Dalam rilis yang dikutip dari Tempo.co, Kamis (3/3/2022), LSI menyatakan survei itu digelar pada 25 Februari-1 Maret 2022. Survei dilakukan dengan wawancarai melalui hubungan telepon terhadap 1.197 responden. Responden dipilih dengan metode simple random sampling. LSI menyatakan survei tersebut memiliki margin of error ±2,89 persen dan tingkat kepercayaan 95 persen. Sampel berasal dari seluruh provinsi yang terdistribusi secara proporsional. Survei ini diklaim mewakili 71 persen dari populasi pemilih nasional.
Hasil survei menunjukkan mayoritas responden, mencapai 66,3 persen memang masih puas atas kinerja Jokowi. Akan tetapi, tren negatif terus terjadi. Pada November lalu, menurut data LSI, Jokowi masih mendapatkan penilaian baik dari 72 persen responden. Nilai itu mengalami sedikit penurunan sebulan kemudian menjadi 71,4 persen dan kini terpangkas jauh. “Kepuasan atas kinerja Presiden menurun cukup besar,” tulis mereka.

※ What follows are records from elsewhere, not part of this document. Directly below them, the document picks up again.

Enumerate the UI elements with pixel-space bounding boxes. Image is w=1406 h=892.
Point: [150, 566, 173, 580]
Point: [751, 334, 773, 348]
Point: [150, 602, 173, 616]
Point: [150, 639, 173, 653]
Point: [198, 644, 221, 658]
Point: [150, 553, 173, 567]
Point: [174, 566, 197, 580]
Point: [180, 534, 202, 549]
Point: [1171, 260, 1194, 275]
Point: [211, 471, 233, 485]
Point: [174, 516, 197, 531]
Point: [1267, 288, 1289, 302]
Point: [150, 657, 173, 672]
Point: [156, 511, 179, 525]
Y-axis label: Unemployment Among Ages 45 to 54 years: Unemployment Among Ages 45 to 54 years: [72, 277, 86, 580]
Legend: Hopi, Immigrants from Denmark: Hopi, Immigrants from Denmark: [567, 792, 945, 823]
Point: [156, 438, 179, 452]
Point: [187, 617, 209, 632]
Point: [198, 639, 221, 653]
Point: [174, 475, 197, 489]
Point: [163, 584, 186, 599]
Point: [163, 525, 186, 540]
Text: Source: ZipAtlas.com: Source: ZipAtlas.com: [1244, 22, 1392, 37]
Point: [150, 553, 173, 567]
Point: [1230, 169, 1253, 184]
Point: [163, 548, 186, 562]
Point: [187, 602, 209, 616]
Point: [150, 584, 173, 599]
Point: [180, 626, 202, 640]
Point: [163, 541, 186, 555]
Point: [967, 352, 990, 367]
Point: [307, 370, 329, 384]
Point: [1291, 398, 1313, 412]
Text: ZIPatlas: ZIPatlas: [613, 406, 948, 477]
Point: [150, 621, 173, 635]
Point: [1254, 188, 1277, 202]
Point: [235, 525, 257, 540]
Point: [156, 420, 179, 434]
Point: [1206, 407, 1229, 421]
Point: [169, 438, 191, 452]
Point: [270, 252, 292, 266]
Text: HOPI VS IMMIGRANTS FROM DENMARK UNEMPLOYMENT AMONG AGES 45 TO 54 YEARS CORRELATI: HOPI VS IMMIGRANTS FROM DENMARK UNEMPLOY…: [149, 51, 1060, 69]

Tren negatif kepuasan masyarakat itu tak lepas dari penilaian mereka terkait empat sektor: demokrasi, ekonomi, politik dan hukum. Empat sektor ini juga terus terjadi tren penilaian negatif.
Soal kinerja demokrasi, sekitar 50,3% responden menyatakan cukup atau sangat puas atas pelaksanaan atau praktik demokrasi di negara kita
hingga sejauh ini. Sebanyak 41,1 persen menyatakan kurang puas atau tidak puas sama sekali, sementara 8,6 persen tidak menjawab atau menyatakan tidak tahu.

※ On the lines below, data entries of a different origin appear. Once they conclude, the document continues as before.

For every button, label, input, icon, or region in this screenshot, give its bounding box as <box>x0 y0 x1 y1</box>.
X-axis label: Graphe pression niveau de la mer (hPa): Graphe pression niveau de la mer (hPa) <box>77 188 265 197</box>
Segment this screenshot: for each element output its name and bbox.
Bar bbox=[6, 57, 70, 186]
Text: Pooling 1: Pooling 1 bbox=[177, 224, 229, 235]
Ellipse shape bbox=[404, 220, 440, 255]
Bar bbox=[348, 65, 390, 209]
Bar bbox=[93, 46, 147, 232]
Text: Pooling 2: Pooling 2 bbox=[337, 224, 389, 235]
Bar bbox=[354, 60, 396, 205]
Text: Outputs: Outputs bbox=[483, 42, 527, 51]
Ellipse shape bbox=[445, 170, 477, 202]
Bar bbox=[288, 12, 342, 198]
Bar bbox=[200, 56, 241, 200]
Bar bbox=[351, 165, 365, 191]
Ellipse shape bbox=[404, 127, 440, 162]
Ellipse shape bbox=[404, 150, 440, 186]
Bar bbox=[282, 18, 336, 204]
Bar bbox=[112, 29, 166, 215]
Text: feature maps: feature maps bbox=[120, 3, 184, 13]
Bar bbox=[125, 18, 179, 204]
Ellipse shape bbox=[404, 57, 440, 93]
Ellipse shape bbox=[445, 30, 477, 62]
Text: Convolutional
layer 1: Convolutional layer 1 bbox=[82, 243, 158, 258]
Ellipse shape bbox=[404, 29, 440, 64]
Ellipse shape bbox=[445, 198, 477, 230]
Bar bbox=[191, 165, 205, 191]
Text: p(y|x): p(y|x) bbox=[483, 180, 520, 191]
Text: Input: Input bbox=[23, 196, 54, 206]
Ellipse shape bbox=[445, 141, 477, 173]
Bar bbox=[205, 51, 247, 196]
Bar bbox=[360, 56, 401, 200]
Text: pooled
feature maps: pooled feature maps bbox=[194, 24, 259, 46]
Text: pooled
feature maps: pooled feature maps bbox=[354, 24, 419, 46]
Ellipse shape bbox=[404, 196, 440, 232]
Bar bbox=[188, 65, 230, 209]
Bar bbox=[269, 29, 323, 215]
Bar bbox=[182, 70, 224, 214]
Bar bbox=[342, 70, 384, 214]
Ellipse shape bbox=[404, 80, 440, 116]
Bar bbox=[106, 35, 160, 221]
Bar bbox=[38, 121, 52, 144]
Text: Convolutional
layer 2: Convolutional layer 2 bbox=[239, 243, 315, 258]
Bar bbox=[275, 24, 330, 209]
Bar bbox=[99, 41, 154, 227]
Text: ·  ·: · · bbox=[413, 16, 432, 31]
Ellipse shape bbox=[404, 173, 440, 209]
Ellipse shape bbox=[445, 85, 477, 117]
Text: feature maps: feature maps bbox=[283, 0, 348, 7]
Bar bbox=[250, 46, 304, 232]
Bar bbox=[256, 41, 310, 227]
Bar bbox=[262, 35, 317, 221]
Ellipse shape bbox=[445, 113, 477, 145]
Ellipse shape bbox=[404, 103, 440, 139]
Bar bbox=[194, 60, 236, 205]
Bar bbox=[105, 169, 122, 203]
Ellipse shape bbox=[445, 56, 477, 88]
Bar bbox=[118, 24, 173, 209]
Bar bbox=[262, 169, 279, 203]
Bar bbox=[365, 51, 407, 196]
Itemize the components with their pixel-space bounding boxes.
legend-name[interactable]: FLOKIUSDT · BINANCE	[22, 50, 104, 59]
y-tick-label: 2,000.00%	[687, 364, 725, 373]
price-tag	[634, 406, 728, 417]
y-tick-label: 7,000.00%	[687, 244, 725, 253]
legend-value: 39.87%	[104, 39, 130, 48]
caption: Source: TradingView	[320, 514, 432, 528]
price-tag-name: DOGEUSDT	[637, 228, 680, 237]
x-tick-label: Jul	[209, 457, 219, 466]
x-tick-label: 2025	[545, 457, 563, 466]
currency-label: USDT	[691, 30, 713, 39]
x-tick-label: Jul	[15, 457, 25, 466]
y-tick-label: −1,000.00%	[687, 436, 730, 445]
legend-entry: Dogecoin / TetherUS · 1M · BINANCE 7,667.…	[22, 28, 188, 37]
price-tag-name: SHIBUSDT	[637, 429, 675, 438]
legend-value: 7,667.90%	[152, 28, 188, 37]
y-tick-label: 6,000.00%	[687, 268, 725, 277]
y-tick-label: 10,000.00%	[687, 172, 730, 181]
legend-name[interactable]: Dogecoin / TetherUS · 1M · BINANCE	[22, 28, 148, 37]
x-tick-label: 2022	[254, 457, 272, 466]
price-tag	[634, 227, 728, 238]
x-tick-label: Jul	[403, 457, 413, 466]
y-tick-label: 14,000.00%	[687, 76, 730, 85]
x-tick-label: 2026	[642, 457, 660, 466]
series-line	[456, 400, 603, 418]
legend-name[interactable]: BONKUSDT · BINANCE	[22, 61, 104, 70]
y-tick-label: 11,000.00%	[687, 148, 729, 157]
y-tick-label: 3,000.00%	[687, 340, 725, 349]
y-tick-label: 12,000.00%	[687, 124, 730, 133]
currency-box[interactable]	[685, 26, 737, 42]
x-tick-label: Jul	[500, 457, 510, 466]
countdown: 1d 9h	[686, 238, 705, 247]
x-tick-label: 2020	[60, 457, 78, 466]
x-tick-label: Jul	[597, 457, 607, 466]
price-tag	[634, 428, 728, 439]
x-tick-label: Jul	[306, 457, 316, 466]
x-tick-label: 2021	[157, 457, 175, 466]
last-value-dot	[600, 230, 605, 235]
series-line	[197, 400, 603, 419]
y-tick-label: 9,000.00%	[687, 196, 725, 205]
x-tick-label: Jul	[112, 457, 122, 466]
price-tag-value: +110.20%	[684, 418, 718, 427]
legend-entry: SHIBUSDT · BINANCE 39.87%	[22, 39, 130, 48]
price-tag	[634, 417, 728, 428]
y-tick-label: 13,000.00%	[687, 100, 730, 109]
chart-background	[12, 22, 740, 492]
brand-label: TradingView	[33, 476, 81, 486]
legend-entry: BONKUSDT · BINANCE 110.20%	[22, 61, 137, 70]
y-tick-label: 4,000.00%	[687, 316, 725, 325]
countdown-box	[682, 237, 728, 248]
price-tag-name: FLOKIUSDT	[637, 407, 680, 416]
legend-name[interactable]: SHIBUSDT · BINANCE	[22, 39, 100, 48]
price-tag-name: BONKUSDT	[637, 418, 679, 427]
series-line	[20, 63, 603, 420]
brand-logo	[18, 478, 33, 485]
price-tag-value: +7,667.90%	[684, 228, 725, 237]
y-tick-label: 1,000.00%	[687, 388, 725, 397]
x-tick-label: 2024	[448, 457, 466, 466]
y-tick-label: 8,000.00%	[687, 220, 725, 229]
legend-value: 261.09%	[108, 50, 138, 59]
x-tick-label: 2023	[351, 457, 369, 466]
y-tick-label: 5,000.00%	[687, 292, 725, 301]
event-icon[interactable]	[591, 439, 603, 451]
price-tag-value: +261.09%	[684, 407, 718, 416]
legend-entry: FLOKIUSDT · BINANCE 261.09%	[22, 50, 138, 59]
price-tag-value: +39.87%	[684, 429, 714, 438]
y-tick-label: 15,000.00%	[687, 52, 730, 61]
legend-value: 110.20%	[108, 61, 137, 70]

Meskipun masih di atas 50 persen, menurut data LSI, terjadi tren negatif terhadap kepuasan demokrasi di Indonesia. Pada survei sebelumnya, angka kepuasan demokrasi menyentuh 77,3 persen. “Kepuasan atas kinerja demokrasi menurun tajam,” tulis mereka.
Soal kondisi ekonomi, juga masih mendapatkan penilaian negatif. Dari seluruh responden, hanya 23,1 persen yang memberikan penilaian sangat baik dan baik. Mayoritas, sebanyak 42 persen, bahkan memberikan penilaian buruk dan sangat buruk, sementara 31,7 persen menyatakan sedang dan 3,1 persen tak menjawab atau tidak tahu.
Menurut data LSI, persepsi negatif terhadap kondisi ekonomi tersebut menguat setelah dalam satu tahun terakhir cenderung menurun. Dalam survei sebelumnya, pada Desember 2021, hanya 33,2 persen responden yang menilai perekonomian Indonesia buruk.
Mayoritas para responden juga menyatakan kondisi ekonomi rumah tangga mereka tidak ada perubahan dan bahkan memburuk. Hanya sebagian kecil yang menyatakan membaik.”Yang menilai memburuk atau jauh memburuk sekitar 38,2 persen, tidak berubah sekitar 37.8%, membaik atau jauh membaik sekitar 23,4 persen,” tulis LSI.
Penilaian soal kondisi penegakan hukum nasional juga terus menunjukkan tren negatif dalam dua tahun terakhir. Jika pada Januari 2020, 46 persen responden menilai penegakan hukum baik, kini nilai itu tinggal 29,7 persen. Responden yang menilai penegakan hukum buruk justru meningkat dari 19,9 persen menjadi 33,7 persen.
Kondisi lebih baik terjadi ketika para responden ditanya soal kondisi politik nasional. Sebanyak 36,4 persen menilai kondisi saat ini berada di level sedang. Responden yang menilai baik dan sangat baik sebanyak 26,1 persen, berimbang dengan yang menilai buruk atau sangat buruk sebesar 26,2 persen.
Meskipun demikian, menurut LSI tren negatif juga sedang terjadi. Pada survei Desember lalu, masyarakat yang menilai kondisi politik berada dalam level sedang berjumlah 43,4 persen, sementara yang menilai baik berjumlah 27,9 persen. Masyarakat yang menilai kondisi politik nasional buruk pada Desember lalu hanya berjumlah 21 persen.
Pada survei yang sama, LSI juga melakukan pemetaan suara masyarakat dalam isu perpanjangan masa jabatan Presiden Jokowi. Hasilnya, mayoritas masyarakat menolak ide itu dan menilai Pemilu 2024 harus tetap digelar dalam kondisi apa pun.